Biometric Encyclopedia

Generative AI

Generative AI refers to artificial intelligence systems that can generate new data, such as images, audio, text, and synthetic media, rather than simply analyzing existing data. It uses machine learning models like Generative Adversarial Networks (GANs) and diffusion models trained on large datasets to produce novel outputs that mimic the patterns in the training data.

Common generative AI applications include creating deepfakes (e.g., face swaps or voice cloning), photorealistic images, music/art generation, and generating human-like text.

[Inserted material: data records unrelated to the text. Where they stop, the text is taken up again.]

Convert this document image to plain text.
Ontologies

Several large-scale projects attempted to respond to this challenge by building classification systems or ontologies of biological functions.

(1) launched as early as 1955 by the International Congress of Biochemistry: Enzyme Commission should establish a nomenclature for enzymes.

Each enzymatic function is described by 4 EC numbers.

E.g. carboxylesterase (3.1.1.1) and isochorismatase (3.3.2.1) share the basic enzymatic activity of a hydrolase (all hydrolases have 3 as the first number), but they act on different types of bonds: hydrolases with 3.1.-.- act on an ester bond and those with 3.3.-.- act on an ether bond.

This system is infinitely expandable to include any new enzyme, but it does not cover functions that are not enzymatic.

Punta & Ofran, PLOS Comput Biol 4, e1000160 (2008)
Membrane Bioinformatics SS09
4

While enabling new creative possibilities, the ability of generative AI to produce highly realistic synthetic media also introduces risks around disinformation, impersonation, and identity fraud that robust liveness detection must defend against.

Generative AI has revolutionized the field of synthesized media, enabling the creation of highly realistic face swaps and other similar content.

What’s the Difference between Deepfakes and Generative AI?

The term deepfake has historically been used to refer to synthetic imagery created using deep neural networks. In practice, generative AI and deepfakes are now often used interchangeably as there is a large overlap, but a deepfake more likely refers to a video, image, or piece of audio utilized for malicious purposes.

In contrast, generative AI encompasses output in any media (including text, such as language models [LLMs] such as ChatGPT) for any purpose. In short, deepfakes are a subset of generative AI.

What Can We Do to Combat Generative AI Attacks?

To detect synthetic media created using generative AI, verification technologies that utilize AI against AI are essential.

When used with biometric face verification, AI enhances the accuracy, security, and speed of the identity verification process. Users can remotely verify their identity by scanning an individual’s trusted document and their face. Deep learning models such as Convolutional Neural Networks (CNNs) detect and match the images. At the same time, liveness detection uses computer vision to ensure that the imagery is of a real person and not a non-living spoof, such as a deepfake, mask, or other synthetic media. 

Biometric face verification remains one of the most reliable and convenient methods to verify identity remotely and defend against AI-generated attacks. However, not all facial biometric technologies are created equal. Vendors must implement robust passive challenge-response mechanisms to ensure a remote individual is a real person and they are verifying in real time. To do this, science-based technology that leverages artificial intelligence is needed to confidently detect that an individual is a ‘live’ person (not a generative AI spoof) and that they are genuinely present and verifying in real-time. 

iProov’s passive challenge-response mechanism is Flashmark – the random nature of the technology makes it unpredictable, impervious to replay attacks (when threat actors inject previous authentication attempts to bypass the system), and improbable to reverse engineer. It is the only way to mitigate generative AI and digital injection attacks effectively by detecting genuine presence with high assurance.